The Turtle Bay bill raises some interesting questions


Something remarkable happened in the last days of our legislative session.

In Kahuku on the north shore of Oahu stands the Turtle Bay Hotel. The current owner of it and its surrounding environs have been locked in a battle with area residents over how much new development the owner would be able to construct.

After much negotiation, a deal was reached. The deal is that the hotel’s owner, Replay Resort, would retain ownership of the property and be responsible for maintaining it, but would sell to the government a “conservation easement,” meaning that neither the current nor any future owners would be allowed to develop most of the land. The conservation easement would include two public parks, wetlands, a trail system and oceanfront access. The area includes an existing golf course the public would need permission to enter.

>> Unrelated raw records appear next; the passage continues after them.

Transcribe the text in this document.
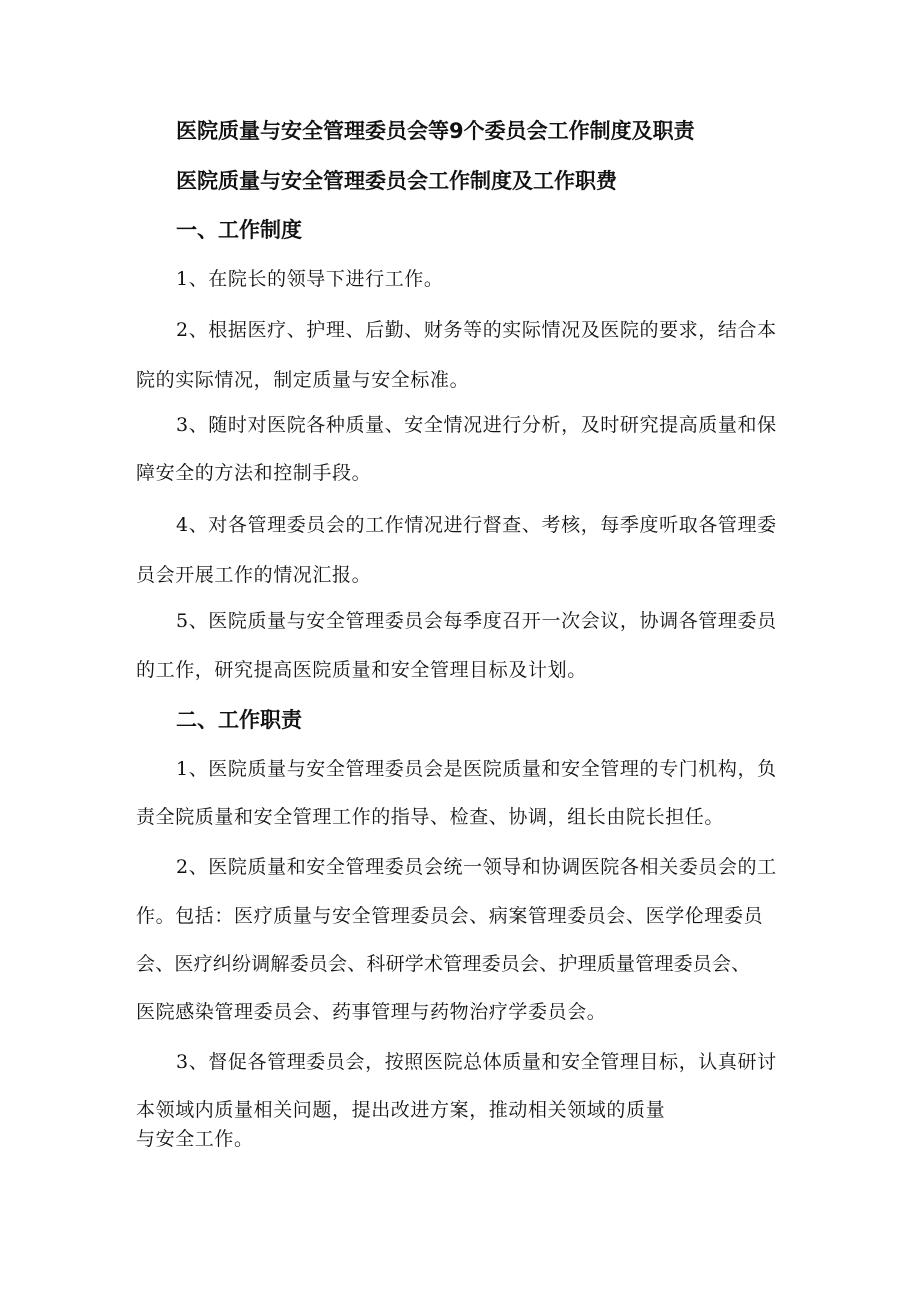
医院质量与安全管理委员会等9个委员会工作制度及职责
医院质量与安全管理委员会工作制度及工作职费
一、工作制度
1、在院长的领导下进行工作。
2、根据医疗、护理、后勤、财务等的实际情况及医院的要求，结合本
院的实际情况，制定质量与安全标准。
3、随时对医院各种质量、安全情况进行分析，及时研究提高质量和保
障安全的方法和控制手段。
4、对各管理委员会的工作情况进行督查、考核，每季度听取各管理委
员会开展工作的情况汇报。
5、医院质量与安全管理委员会每季度召开一次会议，协调各管理委员
的工作，研究提高医院质量和安全管理目标及计划。
二、工作职责
1、医院质量与安全管理委员会是医院质量和安全管理的专门机构，负
责全院质量和安全管理工作的指导、检查、协调，组长由院长担任。
2、医院质量和安全管理委员会统一领导和协调医院各相关委员会的工
作。包括：医疗质量与安全管理委员会、病案管理委员会、医学伦理委员
会、医疗纠纷调解委员会、科研学术管理委员会、护理质量管理委员会、
医院感染管理委员会、药事管理与药物治疗学委员会。
3、督促各管理委员会，按照医院总体质量和安全管理目标，认真研讨
本领域内质量相关问题，提出改进方案，推动相关领域的质量
与安全工作。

The owner would do this in exchange for roughly $48.5 million. The state’s share would be $40 million, the City and County of Honolulu would contribute $5 million, and the Trust for Public Land would add another $3.5 million.

The unusual part is how the state is going to come up with the money. A bill, titled “Relating to the Transient Accommodations Tax,” was supposed to tweak existing earmarks on the TAT that now divert some of the tax collections to various special funds and the counties. In conference committee, the bill was gutted and then transformed into one that authorizes the Hawaii tourism authority to issue $40 million in bonds, and then sets up a special fund to pay back the principal and interest on the bonds. The fund is fed by a new earmark giving it $3 million of the TAT every year.

The bill’s title didn’t change, and the use of the earmark seems to be the only connection the bill has with the TAT. In addition, there were public hearings on the bill’s previous form but none that considered the bill with its current content. Those were just some of the procedural issues that legislators were having misgivings about — and when they have misgivings, imagine what the rest of us think.

To be sure, this deal meant a lot to many people. Some have gone so far as to say that the end justifies the means. “My idea with any piece of legislation,” said Governor Abercrombie, “is to keep your eye on the prize, and not on the process.” That may be true, but we also have a state constitution that specifies the process and does so for some very good reasons.

And if there are good reasons to justify bending the rules, they can be bent. Indeed, the Legislature did just that to allow extra time to consider three education-related bills and a Chamber of Commerce-sponsored bill that would have established a tax credit for manufacturing. In view of the importance of this deal, maybe the Legislature could have bent the rules a little to allow for some public input.

When you break it all down, our state (through the Hawaii Tourism Authority) is paying $40 million. We’re borrowing the money and paying off the debt over time. Because the repayment comes from earmarked TAT collections, we collect the money and it’s out the door before we realize it. We just wonder if the use of this bill, and this funding mechanism, were essential to the deal. If there was more time to consider the issues, and if there was more allowance for input by the public and others, perhaps a better solution could have been reached to fund the same deal.

Tom Yamachika is interim president of the Tax Foundation of Hawaii.